Now, the Phillies didn’t exactly scald, either. The margins of victory in the first two games were 3-1 and 2-1 in extra innings. But that’s probably more a result of a low grade chill that settled over the top of the order, starting with the Colorado-San Francisco trip that started May 24, than anything particular the Brewers pitchers were doing.

Before that they were averaging 5.4 runs per game. In 12 games since: 3.6.

The Phils still have a +104 run differential, second best in baseball. After Tuesday night’s win, manager Rob Thomson suggested that playing taut games against a contending team created a playoff atmosphere that could only be helpful in the long run. He picked up the theme Wednesday.

“They’re a good club,” he said. “I think winning close games like this, where we don’t score runs and win games, I think that’s huge. I really do.”

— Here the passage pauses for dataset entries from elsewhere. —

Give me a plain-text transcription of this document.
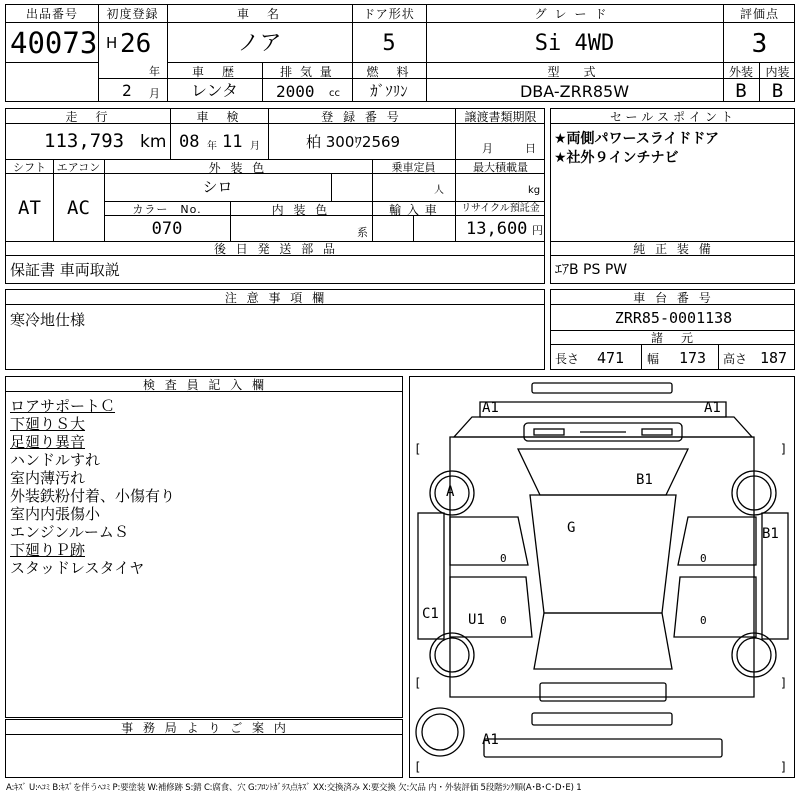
出品番号
40073
初度登録
H 26
年
2 月
車　名
ノア
ドア形状
5
グレード
Si 4WD
評価点
3
車　歴
レンタ
排 気 量
2000 cc
燃　料
ｶﾞｿﾘﾝ
型　式
DBA-ZRR85W
外装	内装
B	B
走　行
113,793 km
車　検
08 年 11 月
登 録 番 号
柏 300ﾜ2569
譲渡書類期限
月	日
シフト
AT
エアコン
AC
外 装 色
シロ
乗車定員
人
最大積載量
kg
カラー　No.
070
内 装 色
系
輸 入 車	リサイクル預託金
13,600 円
後 日 発 送 部 品
保証書 車両取説
セールスポイント
★両側パワースライドドア
★社外９インチナビ
純 正 装 備
ｴｱB PS PW
注 意 事 項 欄
寒冷地仕様
車 台 番 号
ZRR85-0001138
諸　元
長さ 471 幅 173 高さ 187
検 査 員 記 入 欄
ロアサポートＣ
下廻りＳ大
足廻り異音
ハンドルすれ
室内薄汚れ
外装鉄粉付着、小傷有り
室内内張傷小
エンジンルームＳ
下廻りＰ跡
スタッドレスタイヤ
事 務 局 よ り ご 案 内
A1	A1
B1
A
G	B1
C1 U1
A1
0	0
0	0
[	]
[	]
[	]
A:ｷｽﾞ U:ﾍｺﾐ B:ｷｽﾞを伴うﾍｺﾐ P:要塗装 W:補修跡 S:錆 C:腐食、穴 G:ﾌﾛﾝﾄｶﾞﾗｽ点ｷｽﾞ XX:交換済み X:要交換 欠:欠品 内・外装評価 5段階ﾗﾝｸ順(A･B･C･D･E) 1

As the traveling party gathered itself for the long day’s journey into night that was scheduled to deposit them at their London hotel around 10 a.m. British Summer Time on Thursday, they had played nine more games at CBP than on the road.

There are seven teams besides the Phillies that opened for business Wednesday with winning percentages of .580 or better.

They still haven’t played any of the first-place teams in the American League (Yankees, Guardians, Mariners) or the second-place Orioles or Royals. They haven’t played the Dodgers, have three more series against the Braves and a rematch in Milwaukee in September.

The real gauntlet could be the 12-game stretch between July 26 and August 7 when they host Cleveland and the Yankees, then fly West to play the Mariners and Dodgers.

Add it all up and it comes to six down, 34 to go against the teams that, on paper at least, will be the best measuring sticks they’ll face before the postseason.

But, hey, it’s like former Phillies manager Charlie Manuel always used to say. “If you want to be the best, you have to beat the best."